The city was liberated yesterday from IS, who had held it since May
The first pictures to emerge from inside Palmyra since Islamic State was driven out have given hope that some of the ancient city's treasures could be salvaged.
Syrian troops entering the city after defeating the extremists in a bloody battle have found extensive damage to the UNESCO world heritage site, but much of the ancient city remains intact.
Archaeologists have reportedly been dispatched from Damascus to assess conditions after at least 400 IS fighters were killed in fighting for the city - thought to be the group's heaviest losses in a single battle.

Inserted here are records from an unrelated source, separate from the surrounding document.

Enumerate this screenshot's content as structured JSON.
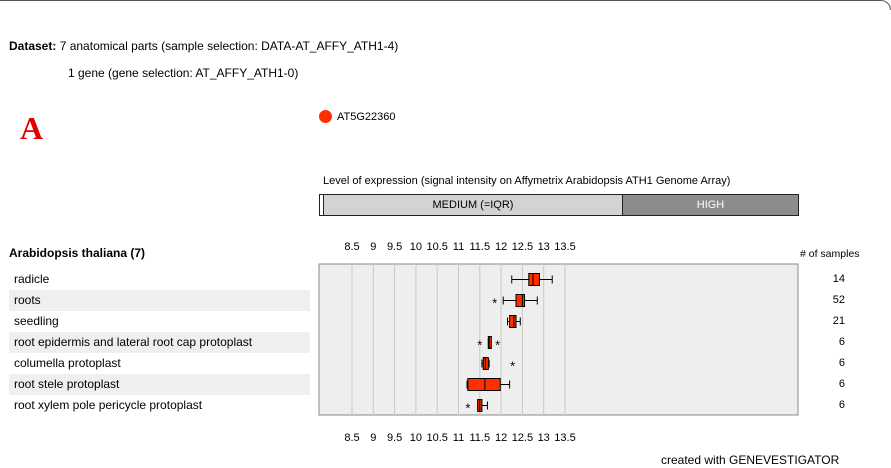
{
  "header": {
    "dataset_label": "Dataset:",
    "dataset_line1": "7 anatomical parts (sample selection: DATA-AT_AFFY_ATH1-4)",
    "dataset_line2": "1 gene (gene selection: AT_AFFY_ATH1-0)",
    "panel_letter": "A"
  },
  "legend": {
    "gene": "AT5G22360",
    "color": "#ff3000"
  },
  "expression_level": {
    "title": "Level of expression (signal intensity on Affymetrix Arabidopsis ATH1 Genome Array)",
    "medium_label": "MEDIUM (=IQR)",
    "high_label": "HIGH",
    "medium_color": "#d3d3d3",
    "high_color": "#8c8c8c"
  },
  "species_label": "Arabidopsis thaliana (7)",
  "samples_header": "# of samples",
  "credit": "created with GENEVESTIGATOR",
  "chart_data": {
    "type": "boxplot",
    "orientation": "horizontal",
    "xlim": [
      8.1,
      13.8
    ],
    "ticks": [
      "8.5",
      "9",
      "9.5",
      "10",
      "10.5",
      "11",
      "11.5",
      "12",
      "12.5",
      "13",
      "13.5"
    ],
    "series": [
      {
        "name": "radicle",
        "samples": "14",
        "min": 12.25,
        "q1": 12.65,
        "median": 12.75,
        "q3": 12.9,
        "max": 13.2,
        "outliers": []
      },
      {
        "name": "roots",
        "samples": "52",
        "min": 12.05,
        "q1": 12.35,
        "median": 12.5,
        "q3": 12.55,
        "max": 12.85,
        "outliers": [
          11.85
        ]
      },
      {
        "name": "seedling",
        "samples": "21",
        "min": 12.15,
        "q1": 12.2,
        "median": 12.3,
        "q3": 12.35,
        "max": 12.45,
        "outliers": []
      },
      {
        "name": "root epidermis and lateral root cap protoplast",
        "samples": "6",
        "min": 11.7,
        "q1": 11.7,
        "median": 11.72,
        "q3": 11.74,
        "max": 11.74,
        "outliers": [
          11.5,
          11.92
        ]
      },
      {
        "name": "columella protoplast",
        "samples": "6",
        "min": 11.55,
        "q1": 11.58,
        "median": 11.63,
        "q3": 11.7,
        "max": 11.72,
        "outliers": [
          12.27
        ]
      },
      {
        "name": "root stele protoplast",
        "samples": "6",
        "min": 11.2,
        "q1": 11.22,
        "median": 11.62,
        "q3": 11.98,
        "max": 12.2,
        "outliers": []
      },
      {
        "name": "root xylem pole pericycle protoplast",
        "samples": "6",
        "min": 11.45,
        "q1": 11.45,
        "median": 11.5,
        "q3": 11.55,
        "max": 11.68,
        "outliers": [
          11.22
        ]
      }
    ]
  }
}
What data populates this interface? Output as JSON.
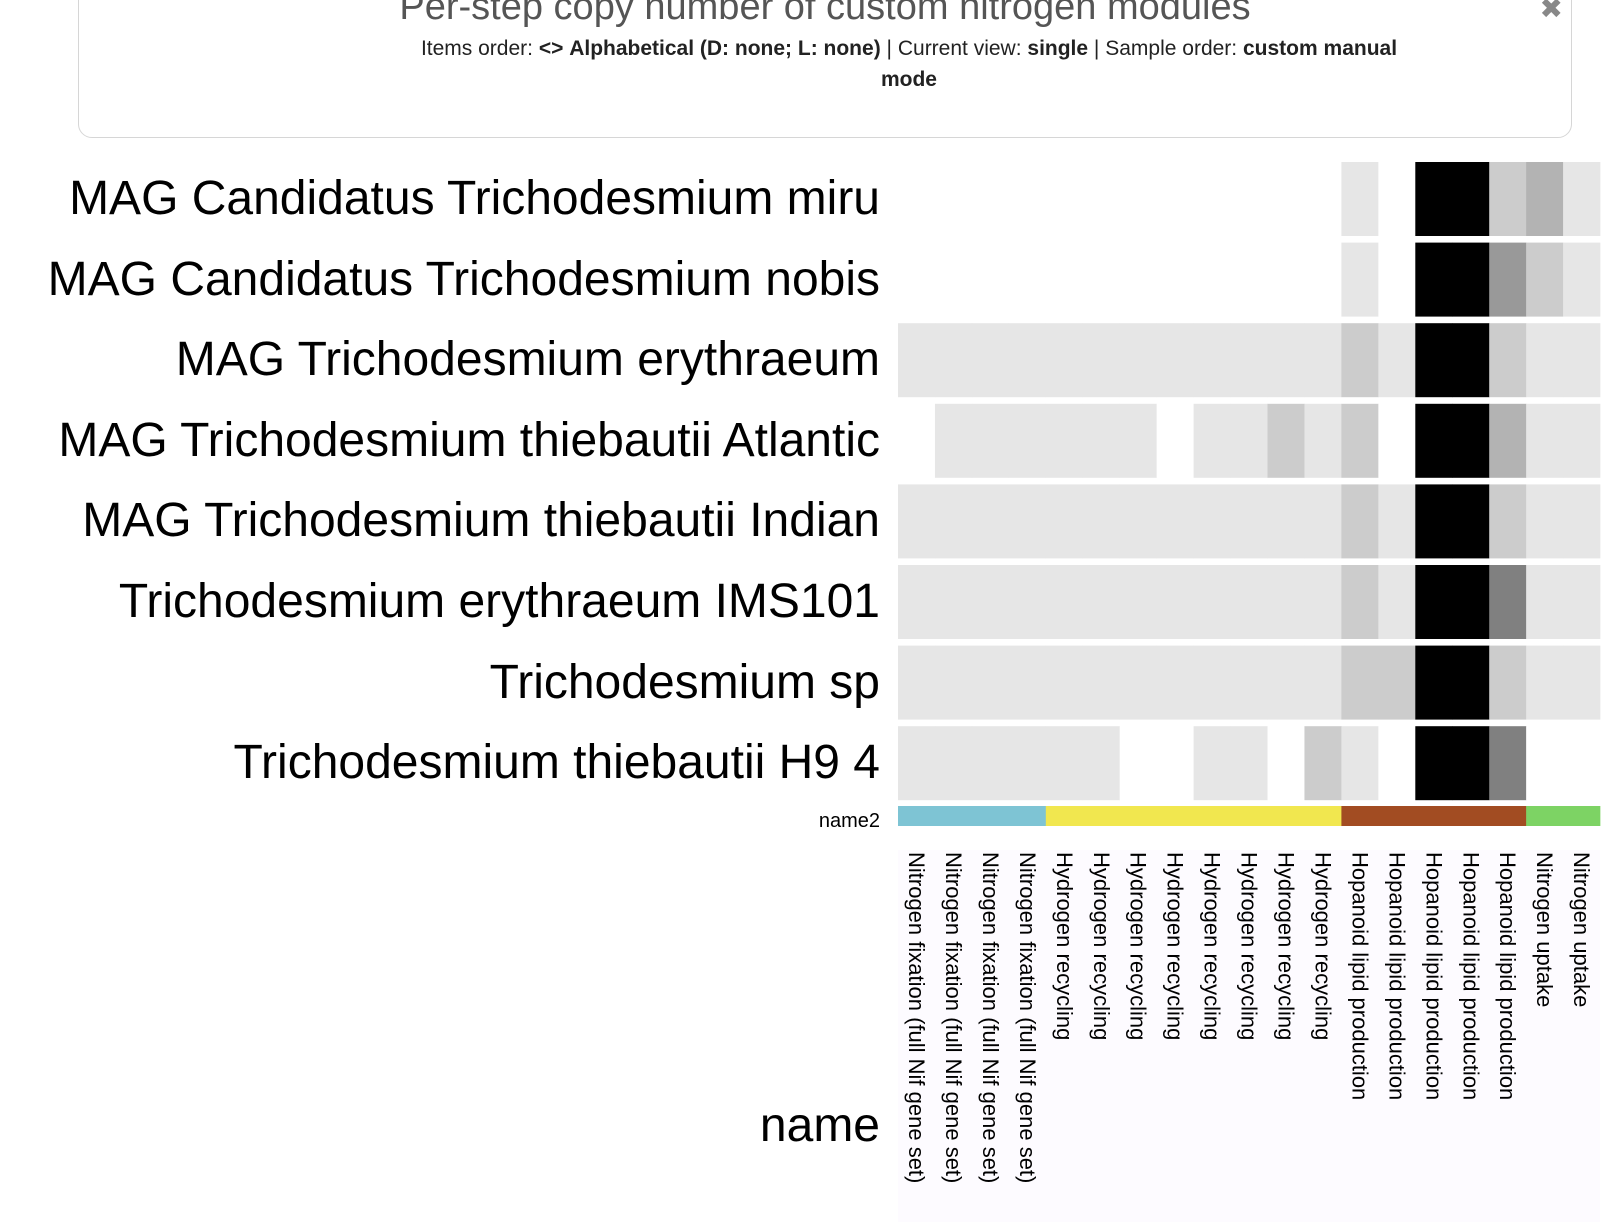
{
  "header": {
    "title": "Per-step copy number of custom nitrogen modules",
    "items_order_label": "Items order:",
    "items_order_icon": "swap-arrows-icon",
    "items_order_value": "Alphabetical (D: none; L: none)",
    "current_view_label": "Current view:",
    "current_view_value": "single",
    "sample_order_label": "Sample order:",
    "sample_order_value": "custom",
    "mode_value": "manual mode",
    "separator": "|",
    "close_icon": "close-icon"
  },
  "chart_data": {
    "type": "heatmap",
    "rows": [
      "MAG Candidatus Trichodesmium miru",
      "MAG Candidatus Trichodesmium nobis",
      "MAG Trichodesmium erythraeum",
      "MAG Trichodesmium thiebautii Atlantic",
      "MAG Trichodesmium thiebautii Indian",
      "Trichodesmium erythraeum IMS101",
      "Trichodesmium sp",
      "Trichodesmium thiebautii H9 4"
    ],
    "columns": [
      "Nitrogen fixation (full Nif gene set)",
      "Nitrogen fixation (full Nif gene set)",
      "Nitrogen fixation (full Nif gene set)",
      "Nitrogen fixation (full Nif gene set)",
      "Hydrogen recycling",
      "Hydrogen recycling",
      "Hydrogen recycling",
      "Hydrogen recycling",
      "Hydrogen recycling",
      "Hydrogen recycling",
      "Hydrogen recycling",
      "Hydrogen recycling",
      "Hopanoid lipid production",
      "Hopanoid lipid production",
      "Hopanoid lipid production",
      "Hopanoid lipid production",
      "Hopanoid lipid production",
      "Nitrogen uptake",
      "Nitrogen uptake"
    ],
    "values": [
      [
        0,
        0,
        0,
        0,
        0,
        0,
        0,
        0,
        0,
        0,
        0,
        0,
        1,
        0,
        10,
        10,
        2,
        3,
        1
      ],
      [
        0,
        0,
        0,
        0,
        0,
        0,
        0,
        0,
        0,
        0,
        0,
        0,
        1,
        0,
        10,
        10,
        4,
        2,
        1
      ],
      [
        1,
        1,
        1,
        1,
        1,
        1,
        1,
        1,
        1,
        1,
        1,
        1,
        2,
        1,
        10,
        10,
        2,
        1,
        1
      ],
      [
        0,
        1,
        1,
        1,
        1,
        1,
        1,
        0,
        1,
        1,
        2,
        1,
        2,
        0,
        10,
        10,
        3,
        1,
        1
      ],
      [
        1,
        1,
        1,
        1,
        1,
        1,
        1,
        1,
        1,
        1,
        1,
        1,
        2,
        1,
        10,
        10,
        2,
        1,
        1
      ],
      [
        1,
        1,
        1,
        1,
        1,
        1,
        1,
        1,
        1,
        1,
        1,
        1,
        2,
        1,
        10,
        10,
        5,
        1,
        1
      ],
      [
        1,
        1,
        1,
        1,
        1,
        1,
        1,
        1,
        1,
        1,
        1,
        1,
        2,
        2,
        10,
        10,
        2,
        1,
        1
      ],
      [
        1,
        1,
        1,
        1,
        1,
        1,
        0,
        0,
        1,
        1,
        0,
        2,
        1,
        0,
        10,
        10,
        5,
        0,
        0
      ]
    ],
    "color_scale": {
      "min_color": "#e6e6e6",
      "max_color": "#000000",
      "empty_color": "#ffffff",
      "max_value": 10
    },
    "legend": {
      "label": "name2",
      "categories": [
        {
          "name": "Nitrogen fixation (full Nif gene set)",
          "color": "#7ec4d4",
          "count": 4
        },
        {
          "name": "Hydrogen recycling",
          "color": "#f1e74f",
          "count": 8
        },
        {
          "name": "Hopanoid lipid production",
          "color": "#a24c22",
          "count": 5
        },
        {
          "name": "Nitrogen uptake",
          "color": "#7dd364",
          "count": 2
        }
      ]
    },
    "xlabel": "name",
    "ylabel": ""
  }
}
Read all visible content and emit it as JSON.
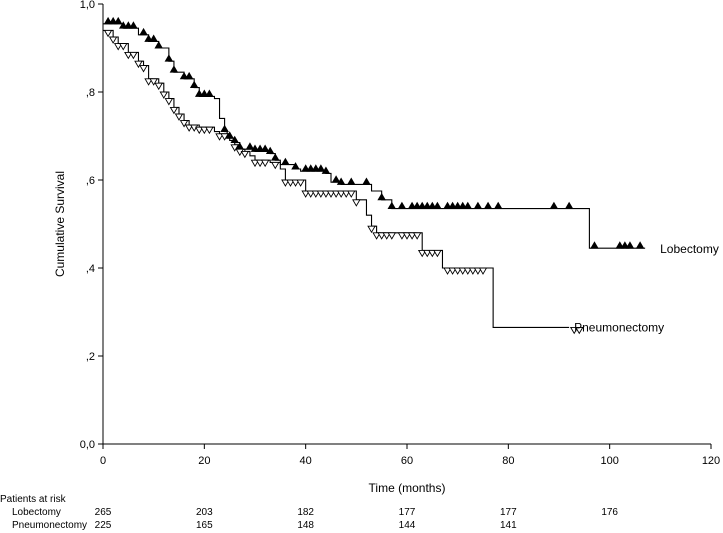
{
  "chart_data": {
    "type": "line",
    "xlabel": "Time (months)",
    "ylabel": "Cumulative Survival",
    "xlim": [
      0,
      120
    ],
    "ylim": [
      0.0,
      1.0
    ],
    "x_ticks": [
      0,
      20,
      40,
      60,
      80,
      100,
      120
    ],
    "x_tick_labels": [
      "0",
      "20",
      "40",
      "60",
      "80",
      "100",
      "120"
    ],
    "y_ticks": [
      0.0,
      0.2,
      0.4,
      0.6,
      0.8,
      1.0
    ],
    "y_tick_labels": [
      "0,0",
      ",2",
      ",4",
      ",6",
      ",8",
      "1,0"
    ],
    "grid": false,
    "series": [
      {
        "name": "Lobectomy",
        "marker": "filled-triangle",
        "steps": [
          [
            0,
            0.955
          ],
          [
            4,
            0.945
          ],
          [
            7,
            0.93
          ],
          [
            9,
            0.915
          ],
          [
            11,
            0.9
          ],
          [
            13,
            0.87
          ],
          [
            14,
            0.845
          ],
          [
            16,
            0.83
          ],
          [
            18,
            0.81
          ],
          [
            19,
            0.79
          ],
          [
            22,
            0.79
          ],
          [
            22,
            0.785
          ],
          [
            22.5,
            0.785
          ],
          [
            23,
            0.74
          ],
          [
            24,
            0.71
          ],
          [
            24.5,
            0.695
          ],
          [
            26,
            0.685
          ],
          [
            27,
            0.67
          ],
          [
            29,
            0.67
          ],
          [
            30,
            0.665
          ],
          [
            33,
            0.66
          ],
          [
            34,
            0.645
          ],
          [
            35,
            0.635
          ],
          [
            38,
            0.625
          ],
          [
            39,
            0.62
          ],
          [
            44,
            0.615
          ],
          [
            45,
            0.595
          ],
          [
            47,
            0.59
          ],
          [
            53,
            0.575
          ],
          [
            55,
            0.555
          ],
          [
            57,
            0.535
          ],
          [
            96,
            0.535
          ],
          [
            96,
            0.445
          ],
          [
            107,
            0.445
          ]
        ],
        "censor_x": [
          1,
          2,
          3,
          4,
          5,
          6,
          8,
          9,
          10,
          11,
          13,
          14,
          16,
          17,
          18,
          19,
          20,
          21,
          24,
          25,
          26,
          27,
          29,
          30,
          31,
          32,
          33,
          34,
          36,
          38,
          40,
          41,
          42,
          43,
          44,
          46,
          47,
          49,
          52,
          55,
          57,
          59,
          61,
          62,
          63,
          64,
          65,
          66,
          68,
          69,
          70,
          71,
          72,
          74,
          76,
          78,
          89,
          92,
          97,
          102,
          103,
          104,
          106
        ]
      },
      {
        "name": "Pneumonectomy",
        "marker": "open-triangle",
        "steps": [
          [
            0,
            0.94
          ],
          [
            2,
            0.925
          ],
          [
            3,
            0.91
          ],
          [
            5,
            0.89
          ],
          [
            7,
            0.87
          ],
          [
            8,
            0.86
          ],
          [
            9,
            0.83
          ],
          [
            11,
            0.82
          ],
          [
            12,
            0.8
          ],
          [
            13,
            0.785
          ],
          [
            14,
            0.765
          ],
          [
            15,
            0.75
          ],
          [
            16,
            0.735
          ],
          [
            17,
            0.725
          ],
          [
            19,
            0.72
          ],
          [
            21,
            0.72
          ],
          [
            22,
            0.71
          ],
          [
            23,
            0.705
          ],
          [
            25,
            0.69
          ],
          [
            26,
            0.68
          ],
          [
            27,
            0.67
          ],
          [
            28,
            0.665
          ],
          [
            29,
            0.655
          ],
          [
            30,
            0.645
          ],
          [
            33,
            0.64
          ],
          [
            35,
            0.625
          ],
          [
            36,
            0.6
          ],
          [
            40,
            0.6
          ],
          [
            40,
            0.575
          ],
          [
            50,
            0.575
          ],
          [
            50,
            0.555
          ],
          [
            51,
            0.555
          ],
          [
            52,
            0.52
          ],
          [
            53,
            0.495
          ],
          [
            54,
            0.48
          ],
          [
            63,
            0.48
          ],
          [
            63,
            0.44
          ],
          [
            67,
            0.44
          ],
          [
            67,
            0.4
          ],
          [
            77,
            0.4
          ],
          [
            77,
            0.265
          ],
          [
            92,
            0.265
          ]
        ],
        "censor_x": [
          1,
          2,
          3,
          4,
          5,
          6,
          7,
          8,
          9,
          10,
          11,
          12,
          13,
          14,
          15,
          16,
          17,
          18,
          19,
          20,
          21,
          23,
          24,
          26,
          27,
          28,
          30,
          31,
          32,
          34,
          36,
          37,
          38,
          39,
          40,
          41,
          42,
          43,
          44,
          45,
          46,
          47,
          48,
          49,
          50,
          53,
          54,
          55,
          56,
          57,
          59,
          60,
          61,
          62,
          63,
          64,
          65,
          66,
          68,
          69,
          70,
          71,
          72,
          73,
          74,
          75,
          93,
          94
        ]
      }
    ],
    "annotations": {
      "risk_header": "Patients at risk",
      "risk_rows": [
        {
          "label": "Lobectomy",
          "values": [
            "265",
            "203",
            "182",
            "177",
            "177",
            "176"
          ]
        },
        {
          "label": "Pneumonectomy",
          "values": [
            "225",
            "165",
            "148",
            "144",
            "141"
          ]
        }
      ]
    }
  }
}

IS sparked a global outcry when it started destroying Palmyra's monuments, which they consider idolatrous, after taking the city in May 2015.
Syria's antiquities chief said the priceless artefacts had survived better than feared from a campaign of destruction UNESCO described as a "war crime".
"We were expecting the worst. But the landscape, in general, is in good shape," Maamoun Abdulkarim said from Damascus.
"We could have completely lost Palmyra ... The joy I feel is indescribable."
IS had used Palmyra's ancient theatre as a venue for public executions and also murdered the city's 82-year-old former antiquities chief.
Russian forces were heavily involved in the fight to retake the city, with warplanes carrying out around 40 sorties, striking 117 "terrorist targets" and killing 80 IS fighters, Moscow's defence ministry said.
The Syrian army said the city would now serve as a base to "broaden operations" against IS, including in its stronghold of Raqqa and Deir Ezzor further east.
The ancient city, northeast of Damascus, drew some 150,000 tourists a year before Syria's civil war and is known to Syrians as the "Pearl of the Desert".
IS and its jihadist rival, the al Qaeda-affiliated al Nusra Front, are not party to a ceasefire in force across Syria since 27 February.
The truce has brought relative quiet to many areas across Syria, where more than 270,000 have been killed and millions had fled their homes in the last five years.